Однако одного опубликованного стихотворения для вхождения в мир большой литературы разумеется не хватило. В течение ряда лет десятки раз Юрий Ключников посылал подборки своих стихов в столичные журналы. Увы, безрезультатно. В 1986 году Виктор Астафьев, ознакомившись со стихами Ю. Ключникова, прислал автору несколько теплых ободряющих писем и отобрал его стихи в сборник «Час России», который собрал вместе с Романом Солнцевым, как антология одного стихотворения российских поэтов. Затем были опубликованы еще две подборки стихов в журналах «Смена» и Студенческий меридиан». Кстати в «Смене» (№4 за 1987 г.) стихи сопровождались биографической справкой и фотографиями поэта, который грузит лотки с хлебом в машину-хлебовозку. Такая экзотическая картинка сопровождалась комментарием: «подобно тому, как некоторые столичные интеллектуалы отправлялись в Сибирь за туманом и запахами тайги, Ключников сменил рабочий стол редактора в поисках живого запаха хлеба». Понятно, что факт вынужденного «искания» запахов хлеба» был в рецензии опущен. И снова долгое молчание на этот раз в эпоху гласности, которая более десяти лет не пускала Юрию Ключникова ни в один столичный журнал .

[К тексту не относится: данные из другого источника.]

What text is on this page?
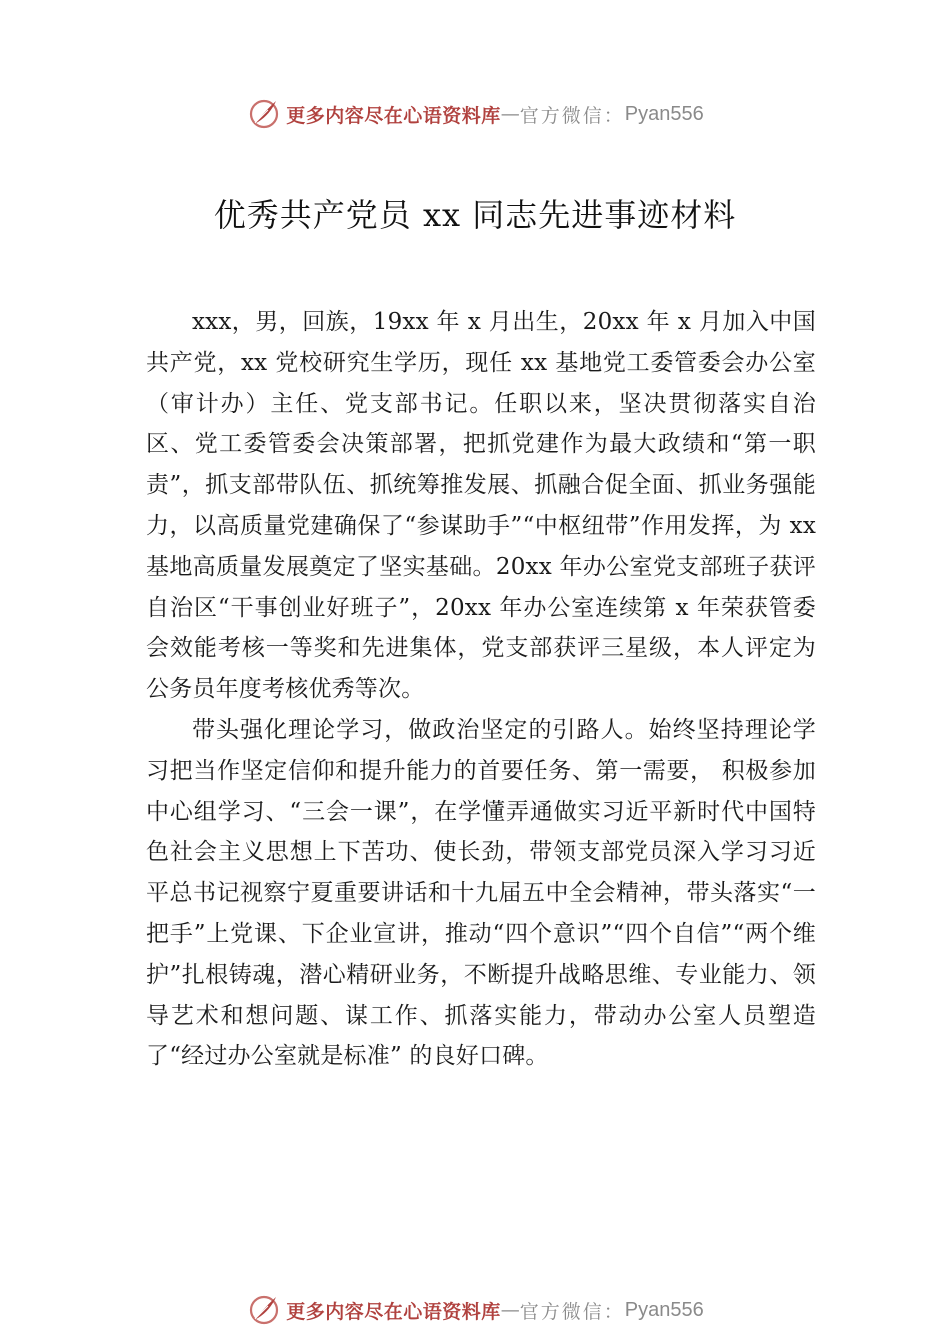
更多内容尽在心语资料库 — 官方微信： Pyan556
优秀共产党员 xx 同志先进事迹材料

xxx，男，回族，19xx 年 x 月出生，20xx 年 x 月加入中国共产党，xx 党校研究生学历，现任 xx 基地党工委管委会办公室（审计办）主任、党支部书记。任职以来，坚决贯彻落实自治区、党工委管委会决策部署，把抓党建作为最大政绩和“第一职责”，抓支部带队伍、抓统筹推发展、抓融合促全面、抓业务强能力，以高质量党建确保了“参谋助手”“中枢纽带”作用发挥，为 xx 基地高质量发展奠定了坚实基础。20xx 年办公室党支部班子获评自治区“干事创业好班子”，20xx 年办公室连续第 x 年荣获管委会效能考核一等奖和先进集体，党支部获评三星级，本人评定为公务员年度考核优秀等次。

带头强化理论学习，做政治坚定的引路人。始终坚持理论学习把当作坚定信仰和提升能力的首要任务、第一需要， 积极参加中心组学习、“三会一课”，在学懂弄通做实习近平新时代中国特色社会主义思想上下苦功、使长劲，带领支部党员深入学习习近平总书记视察宁夏重要讲话和十九届五中全会精神，带头落实“一把手”上党课、下企业宣讲，推动“四个意识”“四个自信”“两个维护”扎根铸魂，潜心精研业务，不断提升战略思维、专业能力、领导艺术和想问题、谋工作、抓落实能力，带动办公室人员塑造了“经过办公室就是标准” 的良好口碑。

更多内容尽在心语资料库 — 官方微信： Pyan556
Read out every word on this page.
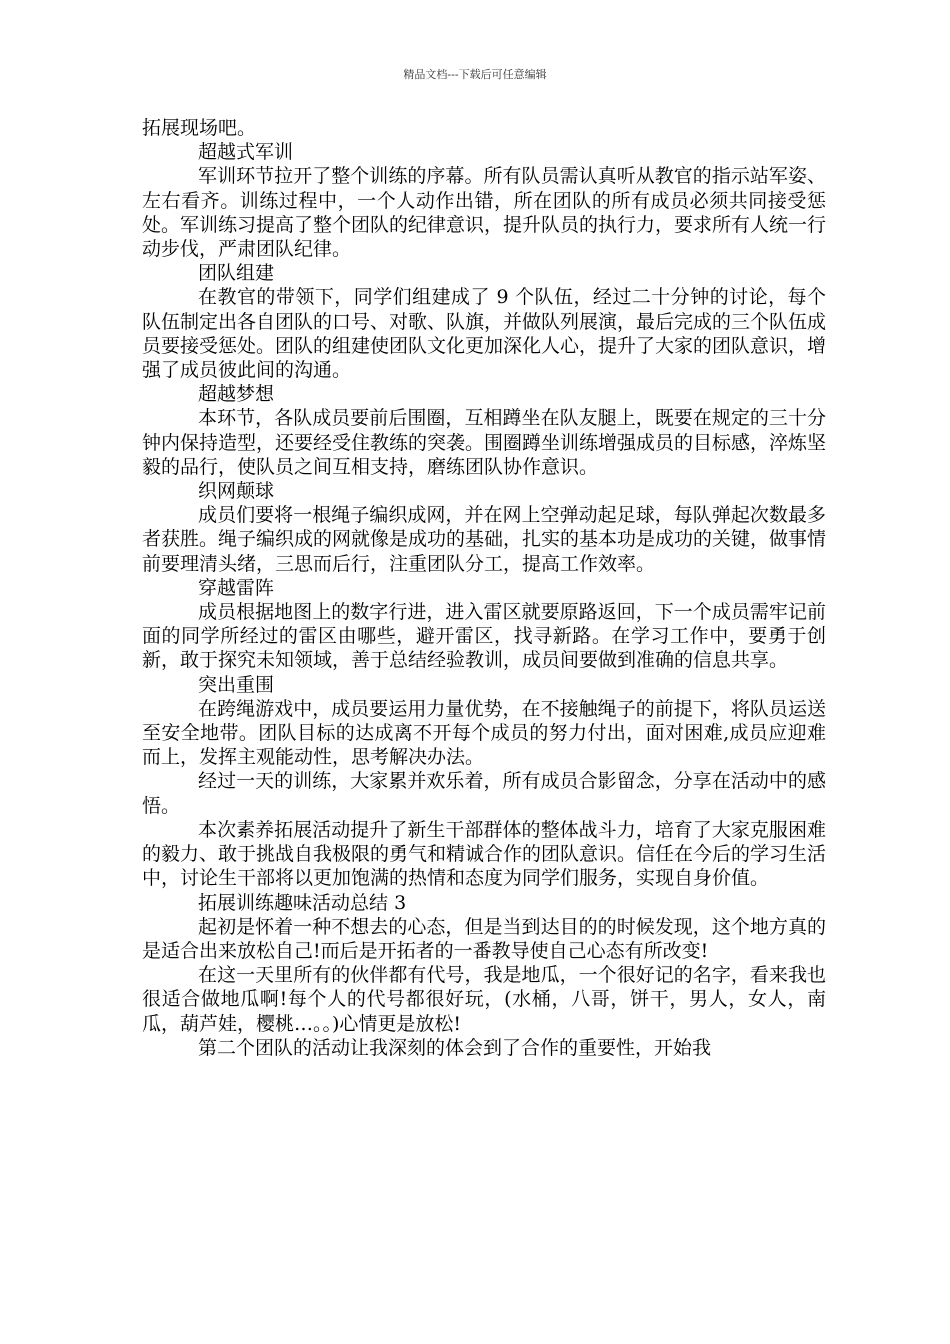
精品文档---下载后可任意编辑

拓展现场吧。

超越式军训

军训环节拉开了整个训练的序幕。所有队员需认真听从教官的指示站军姿、左右看齐。训练过程中，一个人动作出错，所在团队的所有成员必须共同接受惩处。军训练习提高了整个团队的纪律意识，提升队员的执行力，要求所有人统一行动步伐，严肃团队纪律。

团队组建

在教官的带领下，同学们组建成了 9 个队伍，经过二十分钟的讨论，每个队伍制定出各自团队的口号、对歌、队旗，并做队列展演，最后完成的三个队伍成员要接受惩处。团队的组建使团队文化更加深化人心，提升了大家的团队意识，增强了成员彼此间的沟通。

超越梦想

本环节，各队成员要前后围圈，互相蹲坐在队友腿上，既要在规定的三十分钟内保持造型，还要经受住教练的突袭。围圈蹲坐训练增强成员的目标感，淬炼坚毅的品行，使队员之间互相支持，磨练团队协作意识。

织网颠球

成员们要将一根绳子编织成网，并在网上空弹动起足球，每队弹起次数最多者获胜。绳子编织成的网就像是成功的基础，扎实的基本功是成功的关键，做事情前要理清头绪，三思而后行，注重团队分工，提高工作效率。

穿越雷阵

成员根据地图上的数字行进，进入雷区就要原路返回，下一个成员需牢记前面的同学所经过的雷区由哪些，避开雷区，找寻新路。在学习工作中，要勇于创新，敢于探究未知领域，善于总结经验教训，成员间要做到准确的信息共享。

突出重围

在跨绳游戏中，成员要运用力量优势，在不接触绳子的前提下，将队员运送至安全地带。团队目标的达成离不开每个成员的努力付出，面对困难,成员应迎难而上，发挥主观能动性，思考解决办法。

经过一天的训练，大家累并欢乐着，所有成员合影留念，分享在活动中的感悟。

本次素养拓展活动提升了新生干部群体的整体战斗力，培育了大家克服困难的毅力、敢于挑战自我极限的勇气和精诚合作的团队意识。信任在今后的学习生活中，讨论生干部将以更加饱满的热情和态度为同学们服务，实现自身价值。

拓展训练趣味活动总结 3

起初是怀着一种不想去的心态，但是当到达目的的时候发现，这个地方真的是适合出来放松自己!而后是开拓者的一番教导使自己心态有所改变!

在这一天里所有的伙伴都有代号，我是地瓜，一个很好记的名字，看来我也很适合做地瓜啊!每个人的代号都很好玩，(水桶，八哥，饼干，男人，女人，南瓜，葫芦娃，樱桃…。。)心情更是放松!

第二个团队的活动让我深刻的体会到了合作的重要性，开始我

В 1982 году мой отец знакомится с Вадимом Валерьяновичем Кожиновым, известным литературоведом, критиком, а позднее историком, который мог одним своим словом творить тогда литературные репутации, открывшим для читателей имена Рубцова, Передреева, Соколова, Казанцева. С Вадимом Валериановичем они встречались периодически до самой смерти Кожинова во время приездов отца в Москву. Поначалу Кожинов отнесся к стихам отца сдержанно. Он произнёс фразу, что стихи нравятся ему по духу, но «пока им чего-то не хватает»:
«Ваши стихи входят в четыре-пять процентов того лучшего, что есть в современной поэзии, но я-то занимаюсь продвижением лишь одного процента». Больше чем стихи, Кожинову понравилось эссе Юрия Ключникова «Мистический Пушкин». Он давал читать его самым разным своим друзьям, и, по словам критика, все они отозвались об этом эссе очень положительно. Даже Юрий Кузнецов, который вряд ли когда-нибудь похвалил бы отцовскую поэзию, как, впрочем, и редко какую вообще, положительно оценил эту статью ( при том, что сам к Пушкину относился сложно) и выразил согласие познакомиться с автором. Такие встречи состоялись в Москве и в Новосибирске. А с Кожиновым отец встречался многократно. Я был свидетелем этих встреч и дома у Вадима Валерьяновича, и в ИМЛИ на протяжении многих лет. Кожинов признавался мне, что Юрий Михайлович глубоко симпатичен ему за ясный ум, объективность изложения,, олимпийское отношение к укусам врагов и даже за внешность, в которой он видел «ярчайшее проявление индоевропейского типа». Еще ему очень нравилась статья отца «Россия Астольфа де Кюстина и восточных пророчеств», которую он даже хотел публиковать в каком-то журнале. Думаю, что если бы контакты отца с Кожиновым были бы плотнее, то отец начал бы регулярно бы печататься раньше, чем получилось, и вступил бы в союз писателей России всё-таки не в 73 года.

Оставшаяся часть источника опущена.